On 6/25/19 11:55 AM, Corey Minyard wrote:
On Tue, Jun 25, 2019 at 10:24:29AM -0400, Tony Camuso wrote:
I'd like to know if there are any test suites out there for
automated IPMI testing, especially as new features emerge and
new bugs are exposed.
We have a few of our own, but they are relatively primitive
and don't provide a breadth and depth of coverage that could
affirm full functionality or catch all regressions.
Unfortunately, many regressions and functionality misses are
caught by our customers.
I know that Corey uses a VM with virtual IPMI, and I'd like
to know more about that, if there is a link somewhere that
has the information.
qemu has an IPMI simulator built into it, either with a local minimal
BMC (basically with just a watchdog) and it allows connecting to an
external BMC (like ipmi_sim in openipmi) for more complex simulation.
In fact, some people are using this to do cluster management. If you
search "qemu openipmi" you will find a number of resources.

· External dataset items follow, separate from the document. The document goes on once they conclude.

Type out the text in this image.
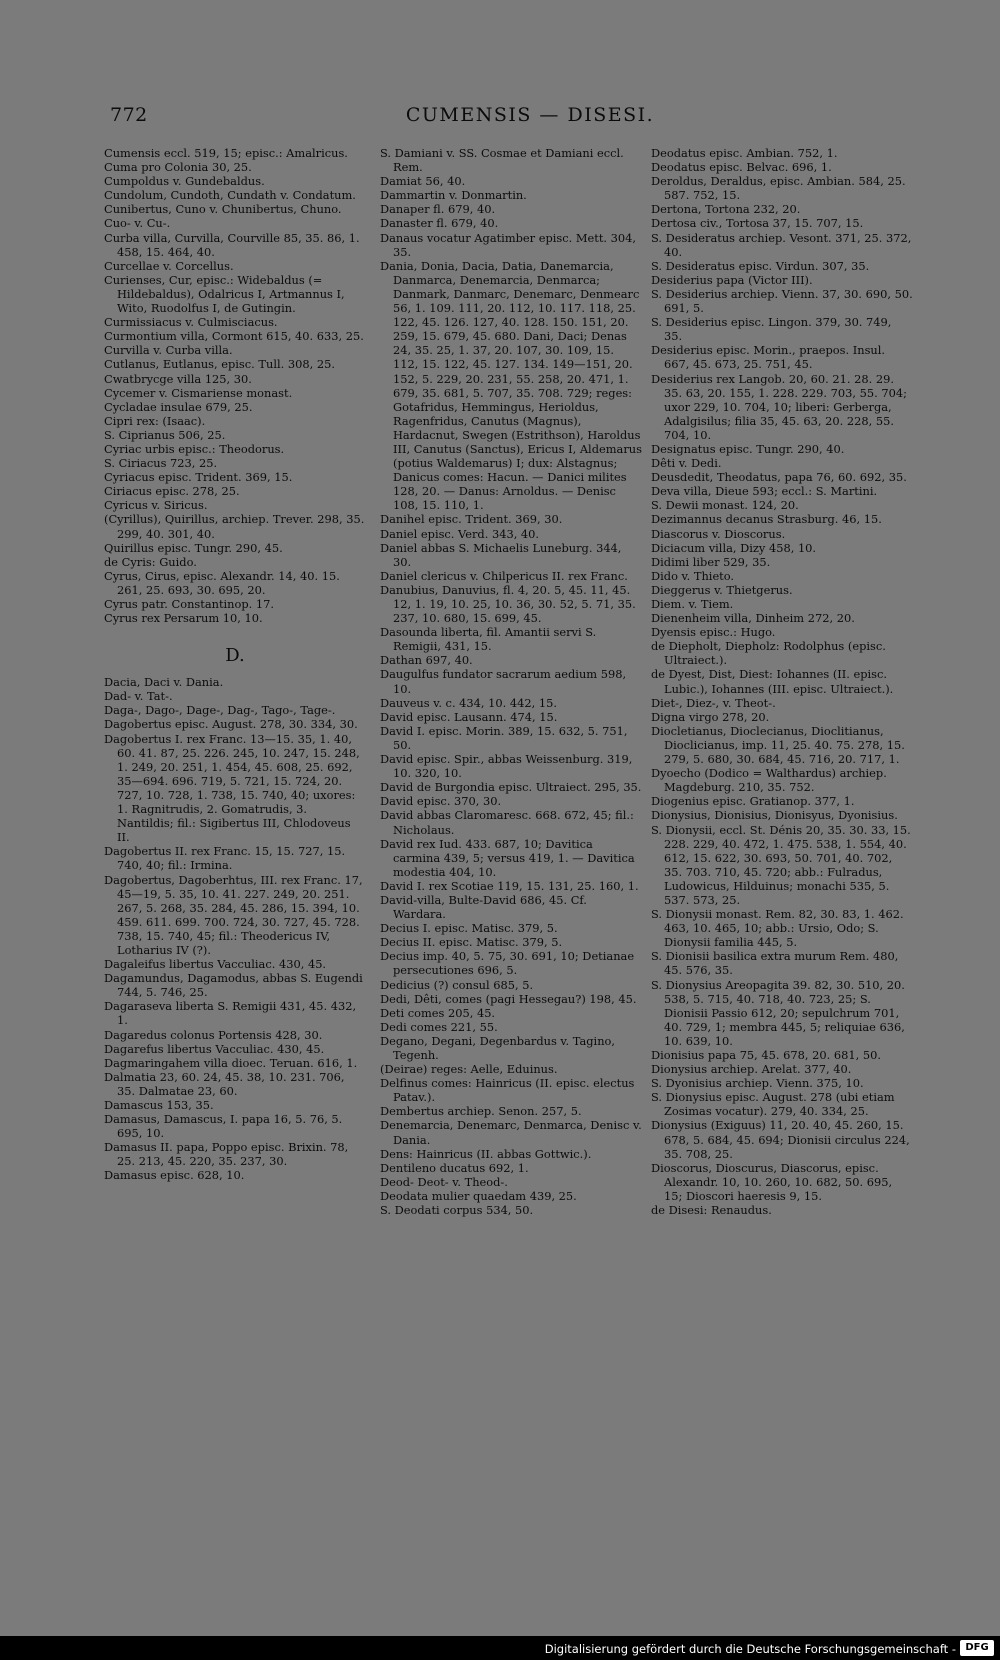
772	CUMENSIS — DISESI.

Cumensis eccl. 519, 15; episc.: Amalricus.

Cuma pro Colonia 30, 25.

Cumpoldus v. Gundebaldus.

Cundolum, Cundoth, Cundath v. Condatum.

Cunibertus, Cuno v. Chunibertus, Chuno.

Cuo- v. Cu-.

Curba villa, Curvilla, Courville 85, 35. 86, 1. 458, 15. 464, 40.

Curcellae v. Corcellus.

Curienses, Cur, episc.: Widebaldus (= Hildebaldus), Odalricus I, Artmannus I, Wito, Ruodolfus I, de Gutingin.

Curmissiacus v. Culmisciacus.

Curmontium villa, Cormont 615, 40. 633, 25.

Curvilla v. Curba villa.

Cutlanus, Eutlanus, episc. Tull. 308, 25.

Cwatbrycge villa 125, 30.

Cycemer v. Cismariense monast.

Cycladae insulae 679, 25.

Cipri rex: (Isaac).

S. Ciprianus 506, 25.

Cyriac urbis episc.: Theodorus.

S. Ciriacus 723, 25.

Cyriacus episc. Trident. 369, 15.

Ciriacus episc. 278, 25.

Cyricus v. Siricus.

(Cyrillus), Quirillus, archiep. Trever. 298, 35. 299, 40. 301, 40.

Quirillus episc. Tungr. 290, 45.

de Cyris: Guido.

Cyrus, Cirus, episc. Alexandr. 14, 40. 15. 261, 25. 693, 30. 695, 20.

Cyrus patr. Constantinop. 17.

Cyrus rex Persarum 10, 10.

D.

Dacia, Daci v. Dania.

Dad- v. Tat-.

Daga-, Dago-, Dage-, Dag-, Tago-, Tage-.

Dagobertus episc. August. 278, 30. 334, 30.

Dagobertus I. rex Franc. 13—15. 35, 1. 40, 60. 41. 87, 25. 226. 245, 10. 247, 15. 248, 1. 249, 20. 251, 1. 454, 45. 608, 25. 692, 35—694. 696. 719, 5. 721, 15. 724, 20. 727, 10. 728, 1. 738, 15. 740, 40; uxores: 1. Ragnitrudis, 2. Gomatrudis, 3. Nantildis; fil.: Sigibertus III, Chlodoveus II.

Dagobertus II. rex Franc. 15, 15. 727, 15. 740, 40; fil.: Irmina.

Dagobertus, Dagoberhtus, III. rex Franc. 17, 45—19, 5. 35, 10. 41. 227. 249, 20. 251. 267, 5. 268, 35. 284, 45. 286, 15. 394, 10. 459. 611. 699. 700. 724, 30. 727, 45. 728. 738, 15. 740, 45; fil.: Theodericus IV, Lotharius IV (?).

Dagaleifus libertus Vacculiac. 430, 45.

Dagamundus, Dagamodus, abbas S. Eugendi 744, 5. 746, 25.

Dagaraseva liberta S. Remigii 431, 45. 432, 1.

Dagaredus colonus Portensis 428, 30.

Dagarefus libertus Vacculiac. 430, 45.

Dagmaringahem villa dioec. Teruan. 616, 1.

Dalmatia 23, 60. 24, 45. 38, 10. 231. 706, 35. Dalmatae 23, 60.

Damascus 153, 35.

Damasus, Damascus, I. papa 16, 5. 76, 5. 695, 10.

Damasus II. papa, Poppo episc. Brixin. 78, 25. 213, 45. 220, 35. 237, 30.

Damasus episc. 628, 10.

S. Damiani v. SS. Cosmae et Damiani eccl. Rem.

Damiat 56, 40.

Dammartin v. Donmartin.

Danaper fl. 679, 40.

Danaster fl. 679, 40.

Danaus vocatur Agatimber episc. Mett. 304, 35.

Dania, Donia, Dacia, Datia, Danemarcia, Danmarca, Denemarcia, Denmarca; Danmark, Danmarc, Denemarc, Denmearc 56, 1. 109. 111, 20. 112, 10. 117. 118, 25. 122, 45. 126. 127, 40. 128. 150. 151, 20. 259, 15. 679, 45. 680. Dani, Daci; Denas 24, 35. 25, 1. 37, 20. 107, 30. 109, 15. 112, 15. 122, 45. 127. 134. 149—151, 20. 152, 5. 229, 20. 231, 55. 258, 20. 471, 1. 679, 35. 681, 5. 707, 35. 708. 729; reges: Gotafridus, Hemmingus, Herioldus, Ragenfridus, Canutus (Magnus), Hardacnut, Swegen (Estrithson), Haroldus III, Canutus (Sanctus), Ericus I, Aldemarus (potius Waldemarus) I; dux: Alstagnus; Danicus comes: Hacun. — Danici milites 128, 20. — Danus: Arnoldus. — Denisc 108, 15. 110, 1.

Danihel episc. Trident. 369, 30.

Daniel episc. Verd. 343, 40.

Daniel abbas S. Michaelis Luneburg. 344, 30.

Daniel clericus v. Chilpericus II. rex Franc.

Danubius, Danuvius, fl. 4, 20. 5, 45. 11, 45. 12, 1. 19, 10. 25, 10. 36, 30. 52, 5. 71, 35. 237, 10. 680, 15. 699, 45.

Dasounda liberta, fil. Amantii servi S. Remigii, 431, 15.

Dathan 697, 40.

Daugulfus fundator sacrarum aedium 598, 10.

Dauveus v. c. 434, 10. 442, 15.

David episc. Lausann. 474, 15.

David I. episc. Morin. 389, 15. 632, 5. 751, 50.

David episc. Spir., abbas Weissenburg. 319, 10. 320, 10.

David de Burgondia episc. Ultraiect. 295, 35.

David episc. 370, 30.

David abbas Claromaresc. 668. 672, 45; fil.: Nicholaus.

David rex Iud. 433. 687, 10; Davitica carmina 439, 5; versus 419, 1. — Davitica modestia 404, 10.

David I. rex Scotiae 119, 15. 131, 25. 160, 1.

David-villa, Bulte-David 686, 45. Cf. Wardara.

Decius I. episc. Matisc. 379, 5.

Decius II. episc. Matisc. 379, 5.

Decius imp. 40, 5. 75, 30. 691, 10; Detianae persecutiones 696, 5.

Dedicius (?) consul 685, 5.

Dedi, Dêti, comes (pagi Hessegau?) 198, 45.

Deti comes 205, 45.

Dedi comes 221, 55.

Degano, Degani, Degenbardus v. Tagino, Tegenh.

(Deirae) reges: Aelle, Eduinus.

Delfinus comes: Hainricus (II. episc. electus Patav.).

Dembertus archiep. Senon. 257, 5.

Denemarcia, Denemarc, Denmarca, Denisc v. Dania.

Dens: Hainricus (II. abbas Gottwic.).

Dentileno ducatus 692, 1.

Deod- Deot- v. Theod-.

Deodata mulier quaedam 439, 25.

S. Deodati corpus 534, 50.

Deodatus episc. Ambian. 752, 1.

Deodatus episc. Belvac. 696, 1.

Deroldus, Deraldus, episc. Ambian. 584, 25. 587. 752, 15.

Dertona, Tortona 232, 20.

Dertosa civ., Tortosa 37, 15. 707, 15.

S. Desideratus archiep. Vesont. 371, 25. 372, 40.

S. Desideratus episc. Virdun. 307, 35.

Desiderius papa (Victor III).

S. Desiderius archiep. Vienn. 37, 30. 690, 50. 691, 5.

S. Desiderius episc. Lingon. 379, 30. 749, 35.

Desiderius episc. Morin., praepos. Insul. 667, 45. 673, 25. 751, 45.

Desiderius rex Langob. 20, 60. 21. 28. 29. 35. 63, 20. 155, 1. 228. 229. 703, 55. 704; uxor 229, 10. 704, 10; liberi: Gerberga, Adalgisilus; filia 35, 45. 63, 20. 228, 55. 704, 10.

Designatus episc. Tungr. 290, 40.

Dêti v. Dedi.

Deusdedit, Theodatus, papa 76, 60. 692, 35.

Deva villa, Dieue 593; eccl.: S. Martini.

S. Dewii monast. 124, 20.

Dezimannus decanus Strasburg. 46, 15.

Diascorus v. Dioscorus.

Diciacum villa, Dizy 458, 10.

Didimi liber 529, 35.

Dido v. Thieto.

Dieggerus v. Thietgerus.

Diem. v. Tiem.

Dienenheim villa, Dinheim 272, 20.

Dyensis episc.: Hugo.

de Diepholt, Diepholz: Rodolphus (episc. Ultraiect.).

de Dyest, Dist, Diest: Iohannes (II. episc. Lubic.), Iohannes (III. episc. Ultraiect.).

Diet-, Diez-, v. Theot-.

Digna virgo 278, 20.

Diocletianus, Dioclecianus, Dioclitianus, Dioclicianus, imp. 11, 25. 40. 75. 278, 15. 279, 5. 680, 30. 684, 45. 716, 20. 717, 1.

Dyoecho (Dodico = Walthardus) archiep. Magdeburg. 210, 35. 752.

Diogenius episc. Gratianop. 377, 1.

Dionysius, Dionisius, Dionisyus, Dyonisius.

S. Dionysii, eccl. St. Dénis 20, 35. 30. 33, 15. 228. 229, 40. 472, 1. 475. 538, 1. 554, 40. 612, 15. 622, 30. 693, 50. 701, 40. 702, 35. 703. 710, 45. 720; abb.: Fulradus, Ludowicus, Hilduinus; monachi 535, 5. 537. 573, 25.

S. Dionysii monast. Rem. 82, 30. 83, 1. 462. 463, 10. 465, 10; abb.: Ursio, Odo; S. Dionysii familia 445, 5.

S. Dionisii basilica extra murum Rem. 480, 45. 576, 35.

S. Dionysius Areopagita 39. 82, 30. 510, 20. 538, 5. 715, 40. 718, 40. 723, 25; S. Dionisii Passio 612, 20; sepulchrum 701, 40. 729, 1; membra 445, 5; reliquiae 636, 10. 639, 10.

Dionisius papa 75, 45. 678, 20. 681, 50.

Dionysius archiep. Arelat. 377, 40.

S. Dyonisius archiep. Vienn. 375, 10.

S. Dionysius episc. August. 278 (ubi etiam Zosimas vocatur). 279, 40. 334, 25.

Dionysius (Exiguus) 11, 20. 40, 45. 260, 15. 678, 5. 684, 45. 694; Dionisii circulus 224, 35. 708, 25.

Dioscorus, Dioscurus, Diascorus, episc. Alexandr. 10, 10. 260, 10. 682, 50. 695, 15; Dioscori haeresis 9, 15.

de Disesi: Renaudus.

Digitalisierung gefördert durch die Deutsche Forschungsgemeinschaft - DFG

I also have a lot of pending extensions to the qemu IPMI simulator,
for SSIF and PCI interfaces, for instance, that I haven't found time
to get ready.
ipmi_sim also provides LAN connections, so it allows testing LAN interfaces
with simulation.
Thanks for the great leads on qemu and ipmi_sim. I'll be looking into
that directly.
Virtual technology frees us from having to find systems using
all the various methods of reporting the IPMI as well as a
means to test all the functionality, and it provides a better
way to automate testing.
Indeed it has been very helpful for me. That's why I wrote it :-).
But I'm not sure what you mean by testing here, many components need
to be tested:
* BMC
* Driver
* Libraries
* Applications
That's a good question. Our focus in the kernel group would be on the
driver. However, developing testing for the hardware, libraries, and
apps would be helpful.
Testing BMCs is probably the weakest link. From my experience, most vendors>
just get IPMI working to so that their own management applications will work
and don't properly implement all the things that are required for a general
application to work (entity presence and entity containment are two that are
notoriously bad).
+1
A suite of tests for the hardware might help make vendors more sensitive to
spec compliance.
I know Intel has some sort of test suite, but I don't
know much about it, and you really can't test all that stuff easily, though
I suppose you could test a lot. It would be hard.
A driver test suite would be really nice, and that something that is
probably fairly doable. I don't envision the driver changing very much
in the future, though. It's really something I should have done long
ago :(. The difficulty here is that many issues I see are creative
interpretations of the standard in implementations.
I'd like to attempt a driver test suite. Any suggestions or contributions
are welcome.
The OpenIPMI library has some built-in tests (make check) using ipmi_sim.
The exercise basic functionality in most places, but aren't complete by
any means. I don't know if ipmitool or freeipmi have anything.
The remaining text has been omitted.